Neuquén (EP) 31 de Oct. – El desarrollo de Vaca Muerta mejora la oferta de petróleo y gas al tiempo que cae el consumo de electricidad, gas y combustibles por la grave recesión económica.

Las cifras de agosto siguen acentuando las dos caras que atraviesa el sector energético argentino: mientras crece la producción de gas y petróleo por el desarrollo de Vaca Muerta, caen todos los indicadores de consumo, producto de la grave crisis económica que arrastra el país.

Según el Informe de Tendencias Energéticas del IAE Mosconi, la producción de petróleo creció 5,7% en agosto de 2019 respecto al mismo mes de 2018, y el 3,5% en el periodo de los últimos 12 meses acumulados.

Un análisis más detallado indica que la producción de petróleo convencional -que representa el 83,4% del total- sigue disminuyendo en forma crónica con una tasa de 3,3% en el último año.

En contraste el shale oil, que representa el 15,6% del total, creció a una tasa del 56% anual. Mientras que la producción de tight gas permanece estancada.

La producción de gas natural viene en ascenso desde el primer trimestre de 2014.

La producción de petróleo de Vaca Muerta se concentra en tres empresas: YPF, Tecpetrol y Total. La compañía nacional concentra el 74% del aporte de crudo no convencional.

A su vez, la producción de gas natural mejoró en el último año un 5,7%. La senda de crecimiento es una tendencia que se mantiene desde el primer trimestre de 2014.

El shale oil creció a una tasa del 56% anual y el shale gas tuvo una mejora del 137%.

De nuevo, los yacimientos no convencionales son los protagonistas de la mejora, ya que hay una declinación crónica en el gas convencional, que en los últimos 12 meses disminuyó un 8,8%. A eso se suma la caída del 7,8% del tigh gas.

En contraposición, se produjo un importante crecimiento del 137% en el último año en el shale gas que representa el 24,7% del total del gas producido en agosto de 2019. Ese segmento de la industria es liderado por Tecpetrol, YPF y Total.

Cae el consumo

El documento del IAE destaca que la demanda eléctrica disminuyó un 6% en acumulado de los últimos 12 meses con respecto al año anterior. Mientras que la demanda de gas natural de los sectores residencial, comercial, y entes oficiales cayó en el último año un 4,2%.

En cuanto a los combustibles líquidos, la nafta disminuyó en los últimos 12 meses un 5,3% respecto al año anterior; el gasoil tuvo una caída del 5,3 %.

“El inusual descenso de los indicadores de consumo energético tiene como causas la caída de la actividad económica (PBI), combinado con la caída de los ingresos reales de los hogares y el aumento de precios de los productos de la canasta energética”, señala el informe del IAE.

Los datos del INDEC indican que los precios mayoristas (IPIM) de la energía en agosto de 2019 aumentaron un 62,9% respecto de igual mes de 2018.

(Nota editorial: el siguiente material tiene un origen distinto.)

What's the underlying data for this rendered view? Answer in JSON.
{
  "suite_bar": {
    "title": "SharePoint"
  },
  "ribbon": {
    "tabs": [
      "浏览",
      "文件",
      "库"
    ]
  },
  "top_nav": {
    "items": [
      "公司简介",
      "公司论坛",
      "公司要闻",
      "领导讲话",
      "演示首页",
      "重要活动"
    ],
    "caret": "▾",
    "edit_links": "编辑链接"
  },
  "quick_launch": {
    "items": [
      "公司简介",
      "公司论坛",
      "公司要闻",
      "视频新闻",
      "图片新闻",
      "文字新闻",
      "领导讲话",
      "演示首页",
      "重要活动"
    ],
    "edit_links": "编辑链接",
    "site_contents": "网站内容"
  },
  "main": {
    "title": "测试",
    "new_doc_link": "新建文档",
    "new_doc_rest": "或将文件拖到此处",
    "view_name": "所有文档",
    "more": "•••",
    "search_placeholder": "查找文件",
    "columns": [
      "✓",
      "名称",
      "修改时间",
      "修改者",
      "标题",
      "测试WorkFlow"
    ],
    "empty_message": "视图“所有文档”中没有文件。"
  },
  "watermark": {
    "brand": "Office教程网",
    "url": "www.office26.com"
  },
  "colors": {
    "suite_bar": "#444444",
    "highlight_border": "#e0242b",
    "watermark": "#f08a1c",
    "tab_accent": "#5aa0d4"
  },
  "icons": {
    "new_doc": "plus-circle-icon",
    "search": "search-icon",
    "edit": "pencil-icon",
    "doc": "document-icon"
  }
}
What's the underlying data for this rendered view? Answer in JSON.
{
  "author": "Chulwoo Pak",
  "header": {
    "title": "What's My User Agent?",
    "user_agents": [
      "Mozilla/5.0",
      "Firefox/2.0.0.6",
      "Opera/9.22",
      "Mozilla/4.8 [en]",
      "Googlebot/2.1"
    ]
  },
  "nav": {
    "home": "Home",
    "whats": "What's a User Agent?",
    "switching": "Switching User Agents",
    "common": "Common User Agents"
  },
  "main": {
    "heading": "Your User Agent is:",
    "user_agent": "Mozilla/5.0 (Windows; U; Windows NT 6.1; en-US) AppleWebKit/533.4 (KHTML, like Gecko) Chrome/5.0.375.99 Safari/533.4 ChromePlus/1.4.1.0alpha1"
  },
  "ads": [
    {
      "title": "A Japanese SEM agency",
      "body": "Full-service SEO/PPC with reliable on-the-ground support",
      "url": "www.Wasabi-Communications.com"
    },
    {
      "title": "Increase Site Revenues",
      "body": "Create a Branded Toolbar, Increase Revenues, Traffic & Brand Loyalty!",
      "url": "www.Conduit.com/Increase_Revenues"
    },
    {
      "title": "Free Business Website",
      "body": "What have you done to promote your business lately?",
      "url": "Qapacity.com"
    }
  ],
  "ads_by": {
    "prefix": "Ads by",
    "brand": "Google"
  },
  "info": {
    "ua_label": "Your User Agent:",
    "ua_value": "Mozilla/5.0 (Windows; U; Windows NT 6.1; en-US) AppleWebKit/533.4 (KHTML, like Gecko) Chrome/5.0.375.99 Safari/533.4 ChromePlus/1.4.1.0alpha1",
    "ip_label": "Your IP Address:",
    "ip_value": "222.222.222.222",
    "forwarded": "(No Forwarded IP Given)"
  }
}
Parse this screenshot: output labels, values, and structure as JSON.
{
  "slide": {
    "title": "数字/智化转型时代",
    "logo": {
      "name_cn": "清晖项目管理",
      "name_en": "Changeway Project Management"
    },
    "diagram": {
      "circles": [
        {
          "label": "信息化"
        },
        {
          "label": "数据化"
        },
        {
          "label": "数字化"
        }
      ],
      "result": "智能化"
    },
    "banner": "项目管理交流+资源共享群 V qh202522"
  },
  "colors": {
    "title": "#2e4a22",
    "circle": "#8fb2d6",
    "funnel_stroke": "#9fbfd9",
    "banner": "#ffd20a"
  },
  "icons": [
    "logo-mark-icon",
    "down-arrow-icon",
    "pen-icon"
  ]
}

El descenso de los indicadores de consumo energético tiene como causas la caída de la actividad económica, combinado con la caída de los ingresos reales de los hogares y el aumento de precios.

Más subsidios

El Informe de las Tendencias Energéticas muestra que la situación fiscal del sector tiende a deteriorarse rápidamente por el fuerte crecimiento de los subsidios energéticos a las empresas del 40,2% en 2019.

Se destacan los fondos destinados a la Resolución 46/17 para el shale gas que tuvo un crecimiento en el año del 847% respecto al año anterior; y el ex Plan Gas que incluyen la producción de gas convencional que ha experimentado este año un crecimiento de 895% respecto al año anterior. Entre ambos suman $ 14.000 millones.

“En resumen, hacia el fin del año 2019 la situación energética presenta un panorama complicado. Hay fuertes tendencias positivas y negativas que se contraponen. Por un lado la caída crónica – y por ahora irreversible- de la producción convencional de hidrocarburos. Por otro el fuerte crecimiento de la producción –todavía minoritaria- de shale oil y shale gas; este último fuertemente subsidiado y sin facilidades de infraestructura de evacuación para llegar a los mercados nacional e internacional”, indica el informe del IAE.

Por otro lado, el balance comercial energético mejora, y Argentina es menos deficitaria que en el pasado; pero esa mejora se deben a dos causas: la mayor producción de petróleo y gas y la baja de la demanda energética por la recesión.

Hay una reducción de la demanda con un valor que se ubica cercano al 5% en promedio, mientras que el incremento de la producción de hidrocarburos crece un 4,6 %.